Les éditions d'art : 
une révolution iconographique au XIXe siècle 

La lithographie fait entrer l'illustration dans le siècle de l'industrie 
Gustave Doré, un illustrateur visionnaire ?
Arthur Rackham, un maître de la féerie illustrative
   

 

Au XIXe siècle, l'illustration occupe trois pôles :
– l'illustration documentaire, qui montre ce qu'on ne connaît pas : des personnages typés, des animaux ou des paysages exotiques,
– l'illustration commentaire, qui entre en rapport d'explication avec le texte,
– l'illustration artistique qui est regroupée en une suite d'images ou bien disséminée dans le texte.
C'est l'illustration qui fait le prix de l'ouvrage et en fixe la valeur. On passe ainsi de la narration illustrée à la figuration narrative. L'image n'est plus seulement un decorum, elle participe d'un système de mise en regard qui va progressivement changer les rapports au livre, de l'imagerie populaire au livre d'art. Cette mutation est symbolisée par le développement de l'album.
Au XIXe siècle, l'industrialisation touche le domaine de l'édition, avec l'avènement de la gravure sur acier qui permet de réaliser de gros tirages. Mais l'édition reste du domaine de l'artisanat, voire de l'art tout court, avec les différentes techniques d'impression en creux.
En favorisant la rapidité d'exécution et en augmentant le tirage des exemplaires imprimés, la lithographie représente un progrès incontestable, tout en ne permettant pas de combiner la reproduction du texte et de l'image sur une même page, procédé qui reste réservé à la gravure sur bois, à l'exception des ouvrages de luxe, mais dans ce domaine elle entre directement en concurrence avec la gravure sur acier.

  

La lithographie fait entrer l'illustration dans le siècle de l'industrie 
  

   
 

Cette planche composée de deux illustrations appartient à un ensemble de onze images consacrées à l'histoire de Cendrillon : à gauche, la marraine semble tranquillement bavarder avec sa filleule croulant sous le poids d'un immense potiron, alors que sur la gravure de droite, d'un geste décidé, elle le transforme en un magnifique carrosse d'un coup d'épée magique. La lithographie fluidifie littéralement le trait en estompant les contours et en noyant la scène sous un grisé particulièrement harmonieux. Les ombres des personnages se détachent nettement, renforçant davantage le jeu de l'alternance des noirs et blancs entre lesquels s'immiscent toute une variété incommensurable de gris.
On distingue deux types d'impression : l'impression en creux et l'impression en relief. L'impression en creux se fait sur cuivre au moyen de la taille-douce, de la pointe sèche ou de l'eau-forte.

La pointe-sèche :
– au lieu d'un burin, on utilise une pointe qui égratigne le cuivre sans le pénétrer
– les épreuves sont peu nombreuses mais de grande qualité.
L'eau-forte :
– La plaque de cuivre est recouverte d'un vernis,
– Le graveur travaille à la pointe,
– La plaque est plongée dans un bain d'eau-forte, comme on appelait l'acide à l'époque,
– Les surfaces de vernis sont respectées mais les lignes de dessin qui ont été travaillées à la pointe sont attaquées par l'acide. L'eau-forte donne plus d'accent et d'imprévu à l'impression de la gravure.
L'impression en relief est caractérisée par le passage de la gravure sur bois de fil à la gravure sur bois de bout.

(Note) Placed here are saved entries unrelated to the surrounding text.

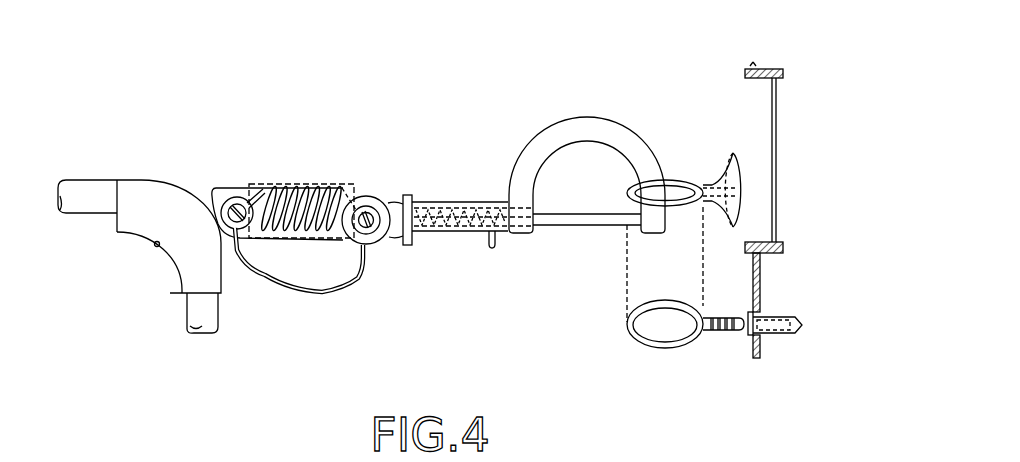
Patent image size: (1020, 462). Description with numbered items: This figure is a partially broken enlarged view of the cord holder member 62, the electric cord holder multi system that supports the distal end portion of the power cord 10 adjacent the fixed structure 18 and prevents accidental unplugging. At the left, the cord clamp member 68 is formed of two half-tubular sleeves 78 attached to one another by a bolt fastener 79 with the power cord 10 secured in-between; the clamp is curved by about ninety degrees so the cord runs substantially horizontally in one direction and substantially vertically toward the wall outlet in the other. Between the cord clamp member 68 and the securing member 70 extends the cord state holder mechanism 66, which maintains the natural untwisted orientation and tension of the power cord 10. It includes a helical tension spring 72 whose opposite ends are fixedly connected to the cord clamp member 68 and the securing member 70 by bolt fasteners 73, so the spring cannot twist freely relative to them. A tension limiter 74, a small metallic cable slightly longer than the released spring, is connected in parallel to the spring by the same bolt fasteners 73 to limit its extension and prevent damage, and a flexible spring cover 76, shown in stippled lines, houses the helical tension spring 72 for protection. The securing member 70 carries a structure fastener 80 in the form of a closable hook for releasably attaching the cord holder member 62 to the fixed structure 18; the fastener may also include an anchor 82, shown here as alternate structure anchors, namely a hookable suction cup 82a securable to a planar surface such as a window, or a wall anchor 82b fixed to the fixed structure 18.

The power cord 10 is at (86, 178).
The cord holder member 62 is at (136, 112).
The cord clamp member 68 is at (200, 173).
The half-tubular sleeves 78 is at (135, 232).
The bolt fastener 79 is at (156, 246).
The helical tension spring 72 is at (288, 186).
The bolt fasteners 73 is at (215, 188).
The cord state holder mechanism 66 is at (318, 169).
The spring cover 76 is at (348, 184).
The tension limiter 74 is at (323, 293).
The securing member 70 is at (464, 188).
The structure fastener 80 is at (582, 118).
The anchor 82 is at (682, 178).
The hookable suction cup 82a is at (738, 153).
The fixed structure 18 is at (752, 283).
The wall anchor 82b is at (743, 335).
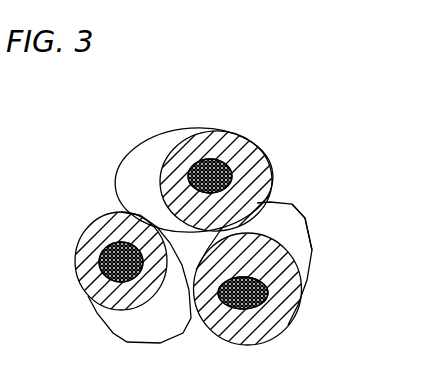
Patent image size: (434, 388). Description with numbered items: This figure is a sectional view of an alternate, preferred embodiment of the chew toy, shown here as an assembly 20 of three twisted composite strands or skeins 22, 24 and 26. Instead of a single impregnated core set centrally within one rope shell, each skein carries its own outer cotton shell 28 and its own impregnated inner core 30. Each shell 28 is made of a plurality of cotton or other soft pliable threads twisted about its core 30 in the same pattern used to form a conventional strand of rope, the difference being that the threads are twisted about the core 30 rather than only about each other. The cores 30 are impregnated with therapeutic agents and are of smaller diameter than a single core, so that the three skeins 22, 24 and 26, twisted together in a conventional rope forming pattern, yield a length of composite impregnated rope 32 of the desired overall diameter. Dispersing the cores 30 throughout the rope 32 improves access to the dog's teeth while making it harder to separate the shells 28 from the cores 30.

The optical fiber bundle 20 is at (217, 194).
The composite skein 22 is at (273, 162).
The composite skein 24 is at (224, 343).
The composite skein 26 is at (99, 213).
The outer cotton shell 28 is at (183, 128).
The impregnated inner core 30 is at (214, 162).
The composite impregnated rope 32 is at (303, 215).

Gustave Doré, un illustrateur visionnaire ?
   
Cette révolution de l'illustration au XIXe siècle est incontestablement dominée par Gustave Doré qui va donner à cet art ses lettres de noblesse, même s'il est précédé par d'illustres précurseurs, comme Gavarni Grandville ou Tony Johannot qui adopte en France la technique de bois de bout [sur bois de bout : le bois, débité perpendiculairement au fil (procédé découvert au XVIIIe siècle par Bewick ) est travaillé au burin ( gravure fine )].
   


L'éditeur Hetzel, dès son retour d'exil en 1860, commence une longue collaboration avec Gustave Doré qui verra en particulier la parution des Contes de Perrault en 1862. Hetzel, républicain de 1848, très engagé dans la vie politique et le monde littéraire, s'entoure alors des représentants les plus éminents du monde intellectuel de son époque comme George Sand, Balzac, Jules Verne ou Camille Flammarion.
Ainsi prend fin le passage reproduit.